Mais inutile de se presser : chaque détail doit être vérifié deux ou même trois fois, qu’il s’agisse des paroles ou des notes.
“Quelques heures après avoir publié le Messie de Händel, nous recevions déjà un premier courriel signalant une erreur“, confie Rönnberg : dans le mouvement “And with His stripes we are healed“, un ré n’était pas bémol.
Le fait que quelqu’un ait découvert aussi vite une erreur parmi les quelque 20 000 notes des enregistrements illustre les exigences élevées des utilisateurs.
Des objectifs clairs
Et maintenant? Nilsen et Rönnberg se donnent des objectifs ambitieux.
- ChoralPractice doit devenir la première ressource au monde d’aide aux répétitions et à l’apprentissage de pièces.
- L’entreprise doit atteindre les 100 000 usagers.
- L’entreprise doit trouver des partenaires stratégiques et financiers.
Bien que l’histoire de ChoralPractice témoigne de la détermination, de l’enthousiasme et de la conviction inébranlable des entrepreneurs, ceux-ci admettent qu’ils ont traversé quelques moments difficiles.
“On nous a déjà escroqués : nous n’avons jamais reçu un logiciel que nous avions pourtant payé; nous avons attendu trois ans pour rien! “.
“Nous conseillons aux entrepreneurs de bien choisir leurs partenaires“, insistent Nilsen et Rönnberg.
Après sept ans de dur travail, répéteraient-ils l’expérience s’ils en avaient l’occasion ?
Les regards de Nilsen et de Rönnberg se croisent brièvement, puis les entrepreneurs répondent en chœur: “OUI! “.

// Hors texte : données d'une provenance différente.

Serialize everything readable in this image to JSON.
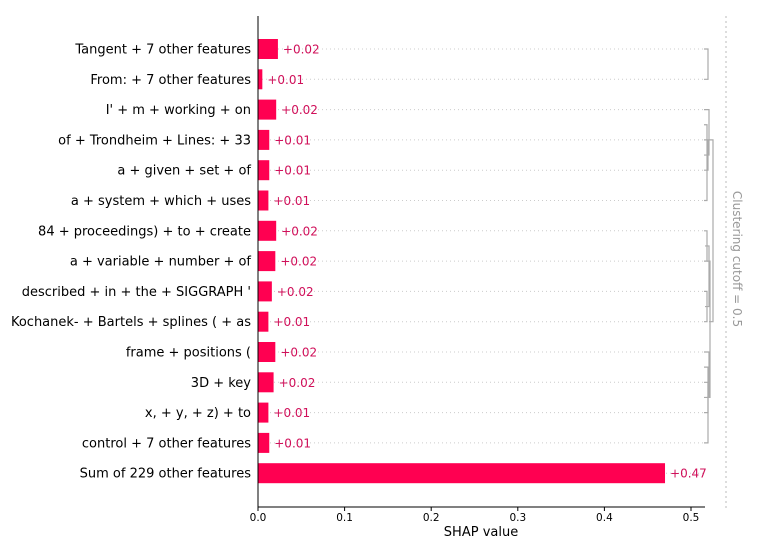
{
  "chart_data": {
    "type": "bar",
    "orientation": "horizontal",
    "xlabel": "SHAP value",
    "xlim": [
      0,
      0.52
    ],
    "xticks": [
      0.0,
      0.1,
      0.2,
      0.3,
      0.4,
      0.5
    ],
    "xtick_labels": [
      "0.0",
      "0.1",
      "0.2",
      "0.3",
      "0.4",
      "0.5"
    ],
    "bar_color": "#ff0051",
    "value_label_color": "#d0105a",
    "cutoff_line_color": "#bbbbbb",
    "dendrogram_color": "#aaaaaa",
    "cutoff_label": "Clustering cutoff = 0.5",
    "features": [
      {
        "label": "Tangent + 7 other features",
        "value": 0.023,
        "text": "+0.02"
      },
      {
        "label": "From: + 7 other features",
        "value": 0.005,
        "text": "+0.01"
      },
      {
        "label": "I' + m + working + on",
        "value": 0.021,
        "text": "+0.02"
      },
      {
        "label": "of + Trondheim + Lines: + 33",
        "value": 0.013,
        "text": "+0.01"
      },
      {
        "label": "a + given + set + of",
        "value": 0.013,
        "text": "+0.01"
      },
      {
        "label": "a + system + which + uses",
        "value": 0.012,
        "text": "+0.01"
      },
      {
        "label": "84 + proceedings) + to + create",
        "value": 0.021,
        "text": "+0.02"
      },
      {
        "label": "a + variable + number + of",
        "value": 0.02,
        "text": "+0.02"
      },
      {
        "label": "described + in + the + SIGGRAPH '",
        "value": 0.016,
        "text": "+0.02"
      },
      {
        "label": "Kochanek- + Bartels + splines ( + as",
        "value": 0.012,
        "text": "+0.01"
      },
      {
        "label": "frame + positions (",
        "value": 0.02,
        "text": "+0.02"
      },
      {
        "label": "3D + key",
        "value": 0.018,
        "text": "+0.02"
      },
      {
        "label": "x, + y, + z) + to",
        "value": 0.012,
        "text": "+0.01"
      },
      {
        "label": "control + 7 other features",
        "value": 0.013,
        "text": "+0.01"
      },
      {
        "label": "Sum of 229 other features",
        "value": 0.47,
        "text": "+0.47"
      }
    ]
  }
}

Mikael Rönnberg, fondateur, directeur général et directeur artistique de ChoralPractice est un chanteur, chef de chœur et musicien né à Hoting, au nord de la Suède. Depuis 1995, il vit et travaille à Bodø, en Norvège. Il a étudié le piano, l’orgue et le chant aux universités de Trondheim, de Tromsø et de Bergen. Il enseigne la musique et le chant à l’Université de Nordland et dirige le chœur d’hommes Bodøoktetten et le Alle kan synge-koret (Tout le monde peut chanter – un cours de chant choral ouvert à tous), qui comptent depuis leurs débuts plus de 2 500 participants. À Bodø, il dirige aussi le chœur de l’Orchestre philharmonique de l’Arctique. Il est fondateur du Festival international de l’orgue de Bodø, du festival Piccadilly Operapub et de l’ensemble vocal professionnel VocalART.